Luisa Muraro: Volevo precisare, Mariangela, che Antonella ha detto “avversario”, non “nemico”. È una sfumatura ma ha la sua importanza.

Marina Terragni: Quando si mette il feto contro la madre, o il bambino contro la madre, a me pare che sia l’uomo che si metta contro la madre – cioè proprio lui, a proposito di inconscio – come se si volesse sfondare quest’ultima linea di resistenza di un potere femminile (chiamiamolo così) non facilmente omologabile. E quando penso all’avversario, in generale lo penso come quell’uomo che accende un enorme riflettore su questa relazione madre-feto e madre-figlio e comincia a smembrare, cioè a smontare il giocattolo, il meccanismo, in tantissimi pezzi. Voi sapete che il challenge è quello dell’utero artificiale, dove proprio si compie questo percorso fino in fondo. Quindi per me l’avversario è questo atteggiamento maschile, tanto per dare una prima definizione. Una prima risposta che a me viene da dare è: se si vogliono questi figli, si devono volere le madri, e se si vogliono le madri si devono volere le donne, e se si vogliono le donne bisogna lasciare loro spazio di manovra per ciò che sono, per quello che significa essere donna. Vedo questa catena e la domanda che mi faccio rispetto a questa catena è: il diritto che cosa c’entra qui? Luisa ha ragione. Se noi la mettiamo in termini di diritti, alcune sostengono il diritto d’aborto, io non sostengo questo diritto, caso mai sostengo il diritto a non morire d’aborto, altre sostengono altri diritti, altre si chiamano fuori da questa logica dei diritti. Io mi chiedo: se ci si chiama fuori, che cosa si può, non solo dire, ma fare di politicamente efficace? Perché mi sembra anche un buon banco di prova per una politica che non passa attraverso i diritti. E se uno si mettesse nell’ottica, appunto, in questa campagna elettorale, di lavorare, parlare su questo, potrebbe essere proprio un banco di prova di proporre qualcosa che non sta dentro la logica dei diritti.

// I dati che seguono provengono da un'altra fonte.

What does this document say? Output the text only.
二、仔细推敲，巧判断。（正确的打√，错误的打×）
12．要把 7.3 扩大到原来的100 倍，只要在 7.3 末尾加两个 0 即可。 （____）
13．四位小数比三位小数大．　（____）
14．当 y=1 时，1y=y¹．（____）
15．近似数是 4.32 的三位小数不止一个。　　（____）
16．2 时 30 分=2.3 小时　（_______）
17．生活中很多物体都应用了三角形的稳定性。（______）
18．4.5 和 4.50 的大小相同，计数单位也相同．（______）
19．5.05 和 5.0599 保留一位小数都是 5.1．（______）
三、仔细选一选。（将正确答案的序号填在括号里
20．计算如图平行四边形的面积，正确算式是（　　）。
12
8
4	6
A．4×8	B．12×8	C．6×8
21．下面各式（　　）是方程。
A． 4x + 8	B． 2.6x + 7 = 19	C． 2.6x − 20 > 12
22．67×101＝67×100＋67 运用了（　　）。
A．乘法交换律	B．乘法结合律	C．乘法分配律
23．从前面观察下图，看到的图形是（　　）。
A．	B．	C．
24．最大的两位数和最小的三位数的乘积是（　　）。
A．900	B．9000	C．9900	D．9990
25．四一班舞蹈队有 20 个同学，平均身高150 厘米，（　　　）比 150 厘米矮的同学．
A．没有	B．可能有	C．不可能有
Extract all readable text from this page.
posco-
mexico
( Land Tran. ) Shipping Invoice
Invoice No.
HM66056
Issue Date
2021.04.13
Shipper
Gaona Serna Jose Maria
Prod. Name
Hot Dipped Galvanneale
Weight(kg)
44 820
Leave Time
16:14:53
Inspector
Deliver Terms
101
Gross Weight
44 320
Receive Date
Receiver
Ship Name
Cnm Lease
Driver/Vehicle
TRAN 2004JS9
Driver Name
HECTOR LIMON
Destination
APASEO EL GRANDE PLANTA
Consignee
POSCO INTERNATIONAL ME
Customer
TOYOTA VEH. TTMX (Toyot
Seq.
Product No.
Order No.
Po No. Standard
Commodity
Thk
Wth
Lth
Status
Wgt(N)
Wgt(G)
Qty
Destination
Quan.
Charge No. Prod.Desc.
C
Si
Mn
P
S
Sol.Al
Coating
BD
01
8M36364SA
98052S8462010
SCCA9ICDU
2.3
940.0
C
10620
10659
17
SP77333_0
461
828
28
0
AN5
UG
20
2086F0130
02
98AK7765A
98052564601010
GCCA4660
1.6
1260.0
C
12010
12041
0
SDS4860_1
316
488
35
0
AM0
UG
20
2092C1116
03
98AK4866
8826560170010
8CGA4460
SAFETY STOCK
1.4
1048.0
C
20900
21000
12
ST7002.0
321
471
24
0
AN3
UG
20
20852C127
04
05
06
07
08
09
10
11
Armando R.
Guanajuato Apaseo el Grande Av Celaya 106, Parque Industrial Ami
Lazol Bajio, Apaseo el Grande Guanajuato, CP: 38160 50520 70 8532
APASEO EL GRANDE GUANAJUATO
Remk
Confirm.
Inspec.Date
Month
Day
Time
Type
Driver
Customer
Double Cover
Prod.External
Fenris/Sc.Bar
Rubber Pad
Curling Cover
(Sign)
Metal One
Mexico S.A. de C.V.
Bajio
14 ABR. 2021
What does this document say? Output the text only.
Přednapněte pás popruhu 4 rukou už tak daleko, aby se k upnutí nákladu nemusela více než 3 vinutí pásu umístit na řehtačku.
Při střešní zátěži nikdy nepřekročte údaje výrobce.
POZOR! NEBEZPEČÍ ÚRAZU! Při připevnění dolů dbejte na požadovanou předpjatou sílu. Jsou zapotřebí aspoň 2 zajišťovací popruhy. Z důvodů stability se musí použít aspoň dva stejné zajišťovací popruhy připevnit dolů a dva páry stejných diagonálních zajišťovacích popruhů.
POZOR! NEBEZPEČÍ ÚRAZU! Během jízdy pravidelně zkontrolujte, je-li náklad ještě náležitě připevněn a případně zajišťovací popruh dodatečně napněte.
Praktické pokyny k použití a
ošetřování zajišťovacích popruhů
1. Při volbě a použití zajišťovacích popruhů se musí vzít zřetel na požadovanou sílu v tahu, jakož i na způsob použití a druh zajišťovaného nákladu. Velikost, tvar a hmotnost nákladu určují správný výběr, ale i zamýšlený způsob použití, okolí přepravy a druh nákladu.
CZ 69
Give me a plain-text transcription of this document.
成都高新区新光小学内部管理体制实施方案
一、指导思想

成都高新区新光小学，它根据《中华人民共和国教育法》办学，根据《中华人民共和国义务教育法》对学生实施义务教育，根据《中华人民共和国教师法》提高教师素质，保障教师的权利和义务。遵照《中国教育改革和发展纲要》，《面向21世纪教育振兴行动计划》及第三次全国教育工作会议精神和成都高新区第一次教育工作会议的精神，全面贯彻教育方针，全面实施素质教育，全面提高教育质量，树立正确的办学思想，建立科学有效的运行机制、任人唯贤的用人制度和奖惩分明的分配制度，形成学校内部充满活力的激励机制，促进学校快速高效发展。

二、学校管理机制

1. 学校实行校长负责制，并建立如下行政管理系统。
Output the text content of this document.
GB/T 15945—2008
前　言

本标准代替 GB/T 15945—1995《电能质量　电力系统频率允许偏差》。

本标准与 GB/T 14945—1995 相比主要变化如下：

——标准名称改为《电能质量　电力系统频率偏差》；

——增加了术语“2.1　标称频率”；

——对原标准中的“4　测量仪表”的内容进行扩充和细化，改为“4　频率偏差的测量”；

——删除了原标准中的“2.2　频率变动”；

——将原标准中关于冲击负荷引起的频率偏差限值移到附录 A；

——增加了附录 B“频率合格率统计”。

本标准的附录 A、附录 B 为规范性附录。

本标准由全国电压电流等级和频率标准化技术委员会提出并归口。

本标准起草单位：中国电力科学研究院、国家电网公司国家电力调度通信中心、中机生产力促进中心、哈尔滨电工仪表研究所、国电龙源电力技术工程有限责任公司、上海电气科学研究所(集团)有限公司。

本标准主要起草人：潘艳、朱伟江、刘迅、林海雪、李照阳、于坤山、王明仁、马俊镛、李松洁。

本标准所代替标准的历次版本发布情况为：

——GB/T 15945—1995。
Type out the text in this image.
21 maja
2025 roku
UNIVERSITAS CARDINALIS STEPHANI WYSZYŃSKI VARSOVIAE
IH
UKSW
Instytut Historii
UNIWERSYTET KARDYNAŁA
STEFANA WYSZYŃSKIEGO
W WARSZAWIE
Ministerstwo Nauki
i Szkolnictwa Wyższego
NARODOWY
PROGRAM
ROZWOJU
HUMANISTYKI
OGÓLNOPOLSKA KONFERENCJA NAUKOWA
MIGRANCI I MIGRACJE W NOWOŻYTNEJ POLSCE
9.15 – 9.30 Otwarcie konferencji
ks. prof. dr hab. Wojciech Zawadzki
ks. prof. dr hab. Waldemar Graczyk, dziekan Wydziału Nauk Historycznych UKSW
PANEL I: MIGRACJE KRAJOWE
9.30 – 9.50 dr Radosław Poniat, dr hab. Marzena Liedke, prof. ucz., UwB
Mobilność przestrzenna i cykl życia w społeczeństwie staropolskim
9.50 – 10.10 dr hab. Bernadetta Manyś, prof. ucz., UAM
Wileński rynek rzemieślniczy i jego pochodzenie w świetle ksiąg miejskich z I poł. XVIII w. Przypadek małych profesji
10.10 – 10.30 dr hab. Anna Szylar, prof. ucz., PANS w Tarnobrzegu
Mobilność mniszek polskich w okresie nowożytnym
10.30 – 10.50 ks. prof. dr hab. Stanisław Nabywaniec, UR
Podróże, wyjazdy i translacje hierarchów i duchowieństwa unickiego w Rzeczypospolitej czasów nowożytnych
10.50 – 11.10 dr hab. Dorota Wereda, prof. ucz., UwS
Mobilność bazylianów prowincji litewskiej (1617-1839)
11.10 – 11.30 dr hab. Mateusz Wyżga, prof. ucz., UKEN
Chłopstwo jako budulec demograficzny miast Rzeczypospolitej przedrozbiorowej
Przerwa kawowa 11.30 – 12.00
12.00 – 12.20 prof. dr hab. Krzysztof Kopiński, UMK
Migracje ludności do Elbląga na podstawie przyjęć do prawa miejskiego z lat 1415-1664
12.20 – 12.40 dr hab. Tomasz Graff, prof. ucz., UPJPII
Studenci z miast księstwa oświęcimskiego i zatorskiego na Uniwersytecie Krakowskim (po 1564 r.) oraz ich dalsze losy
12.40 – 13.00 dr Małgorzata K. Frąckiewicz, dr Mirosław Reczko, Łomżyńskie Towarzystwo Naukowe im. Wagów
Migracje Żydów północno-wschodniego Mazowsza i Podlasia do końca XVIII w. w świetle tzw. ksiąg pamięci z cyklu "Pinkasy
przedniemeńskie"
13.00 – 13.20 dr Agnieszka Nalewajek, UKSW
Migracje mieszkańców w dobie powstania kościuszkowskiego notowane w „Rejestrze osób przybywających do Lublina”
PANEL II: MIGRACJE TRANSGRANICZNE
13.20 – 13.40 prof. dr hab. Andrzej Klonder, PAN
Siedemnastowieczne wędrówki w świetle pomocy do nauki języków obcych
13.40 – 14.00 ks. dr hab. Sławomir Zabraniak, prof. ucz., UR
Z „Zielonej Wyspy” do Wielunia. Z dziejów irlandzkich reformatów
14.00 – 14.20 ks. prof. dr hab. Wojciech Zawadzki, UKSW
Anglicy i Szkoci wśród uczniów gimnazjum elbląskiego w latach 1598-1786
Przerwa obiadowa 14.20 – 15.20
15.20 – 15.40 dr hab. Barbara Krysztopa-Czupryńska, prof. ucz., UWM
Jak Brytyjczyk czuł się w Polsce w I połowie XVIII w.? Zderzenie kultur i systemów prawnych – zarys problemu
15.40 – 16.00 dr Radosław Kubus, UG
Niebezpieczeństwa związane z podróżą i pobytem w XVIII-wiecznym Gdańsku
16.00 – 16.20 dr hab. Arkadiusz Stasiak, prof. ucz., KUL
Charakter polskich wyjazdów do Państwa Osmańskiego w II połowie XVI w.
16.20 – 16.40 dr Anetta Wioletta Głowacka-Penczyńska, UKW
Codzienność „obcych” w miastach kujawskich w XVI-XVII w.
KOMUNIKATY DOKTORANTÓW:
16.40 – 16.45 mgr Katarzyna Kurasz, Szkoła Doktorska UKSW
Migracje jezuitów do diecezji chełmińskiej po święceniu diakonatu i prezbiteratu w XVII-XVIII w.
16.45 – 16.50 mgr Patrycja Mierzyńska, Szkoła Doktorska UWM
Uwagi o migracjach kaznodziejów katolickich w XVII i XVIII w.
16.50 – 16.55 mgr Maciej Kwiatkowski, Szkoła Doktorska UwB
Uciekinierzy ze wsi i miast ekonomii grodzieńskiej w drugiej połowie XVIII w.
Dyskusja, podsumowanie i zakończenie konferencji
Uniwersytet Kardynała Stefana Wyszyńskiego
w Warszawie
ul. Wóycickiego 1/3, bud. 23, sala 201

Una donna (1): Mettere il feto contro la madre è il linguaggio che si usa, un linguaggio ripugnante. Comunque questa è una cosa scontata da dire qui. Ma io credo che una riflessione sul rapporto stretto che vi è fra il corpo della donna e il bambino che c’è dentro, su questo rapporto che appunto non è dicibile mediante il linguaggio del diritto, dovrebbe essere fatta. Proprio le parole delle donne dovrebbero essere dette, e credo che ogni sforzo si dovrebbe fare in questa direzione, perché questo rimanda alla storia delle donne, rimanda a un background di vissuto, culturale, che a mio parere salta pochissimo fuori adesso, e appunto è messo a tacere da questa crociata che vi è contro la donna, contro il punto di vista della donna e contro il suo – ecco, qui sì dico diritto – il suo diritto a decidere. Il diritto della parola della donna a essere prima è qualche cosa che affonda le sue radici in una realtà: lo si era tentato in passato, bisognerebbe riprendere questo tema e il tentativo di dare la parola a questa che è una realtà, non è un sofisma filosofico.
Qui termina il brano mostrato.